"Chi non salta Berlusconi è". La festa giustizialista dei finiani

Bocchino suona la vuvuzela, Ronchi abbraccia tutti, Tremaglia viene avvolto nelle bandiere. E il popolo Fli incorona perfino l’inviato del "Fatto" di Travaglio

"Chi non salta Berlusconi è". La festa giustizialista dei finiani

nostro inviato a Mirabello (Ferrara)

Il paese è piccolo piccolo, la piazzetta è gremita, i colonnelli si rubano il palco. Sfilano davanti al microfono uno a uno, i neobig, e si prendono la loro razione di applausi. Il ministro Andrea Ronchi sale e scende dalla postazione, abbraccia tutti e a tutti sorride: «È una grande giornata, sta andando tutto bene, tutto fila a meraviglia». Col pollice sguainato promette a tutti ottimismo. E Chiara Moroni, da sempre socialista, è coccolata da tutti e tutti coccola. «Questa è una piazza vera», esclama prima di ricevere l’applauso e l’onore di una citazione da parte di Fini che ne lucida l’icona perché «è qui con noi, anche se proviene da un'altra storia». La Moroni è una piccola star, quasi come Granata che se ne sta beato in seconda fila, con gli occhialoni scuri, stile Tulliani.

Il capo sta per parlare, la folla si scalda nell’attesa. «Chi non salta Berlusconi è, chi non salta Berlusconi è…». Risate. Pacche sulle spalle. Ancora sorrisi e dita a «V», in segno di vittoria. Adolfo Urso, col maglioncino buttato sulle spalle come fosse ad un party, sorride compiaciuto. Saranno duemila, forse tremila persone, ma viste dalla prima fila delle Tulliani e dei Bocchino quella folla sembra sterminata.
La piazza vuole fabbricare idoli, in attesa del suo leader. E incorona perfino Luca Telese, volto de La7 e firma di punta del Fatto: «È uno di noi». Poi arriva l’ospite più atteso e l’applauso diventa da stadio. Qualcuno urla dal fondo, Bocchino si gira preoccupato, una smorfia nel viso, ma è una frazione di secondo, è solo uno che non riesce a vedere. Ora Fini ringrazia Tremaglia e lui si alza in piedi, sventola un tricolore, quasi piange. «Dobbiamo combattere la partitocrazia - ripete al Giornale - e dobbiamo valorizzare i 395 parlamentari di origine italiana sparsi nei Parlamenti di mezzo mondo». Se poi gli si fa notare che le elezioni del 2006 andarono come andarono anche per via delle circoscrizioni estere, da lui ideate, risponde con invidiabile aggressività: «E quante volte le abbiamo perse queste elezioni? E poi dovevano scrivere Tremaglia sulle schede, non Berlusconi».

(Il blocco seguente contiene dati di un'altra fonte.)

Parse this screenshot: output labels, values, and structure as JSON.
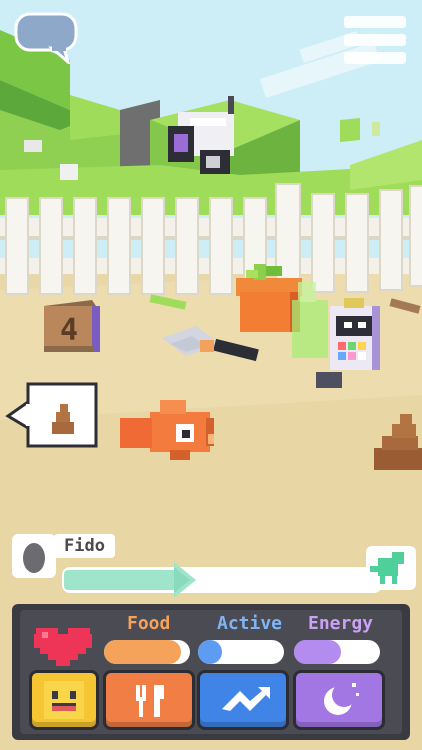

Ora è avvolto nel tricolore in una nuvola di applausi. La piazza sventola gagliardetti e alza cartelli: «A Berlusconi preferisco Fini», «A Mangano preferisco Saviano». Qualcuno urla, qualcuno piange, tutti invocano il messia che dal palco prosegue il suo discorso. Consolo, l’angelo custode della Tulliani, è tutto un battere di mani: «È uno dei discorsi più grandi di Fini». Gli altri sono più o meno sulla stessa lunghezza d’onda. Dicono che il maxischermo sistemato a poche metri dalla piazzetta, in previsione di una maxiaffluenza, sia vuoto o quasi, ma non importa. Ci sono le vovuzelas e anche Bocchino si cimenta.

Poi i neobig corrono sul palco. Per l’apoteosi finale. Fini manda baci, Tremaglia viene issato di forza sul palco e riavvolto nel tricolore, Luca Barbareschi si unisce festante al gruppetto provando pure lui ad avvoltolarsi nella bandiera e anche Angela Napoli, rosso fiammeggiante, riesce a cantare l’inno guancia a guancia con Fini e Tremaglia. Un applauso non si nega a nessuno. Ne vengono distribuiti a pacchi. Pure per i militanti di Asti e per quelli del «piccolo Abruzzo». L’assessore ambrosiano Giampaolo Landi di Chiavenna reclama l’incoraggiamento per la delegazione milanese e puntuale lo riceve.

Solo Giulia Bongiorno, pure seduta nelle prime file, appare defilata. Tanto le sue soddisfazioni se le è già prese: quando dal palco Fini ha stracciato l’immagine dell’avvocato Ghedini, il suo equivalente berlusconiano, definito «dottor Stranamore». Per oggi basta e avanza.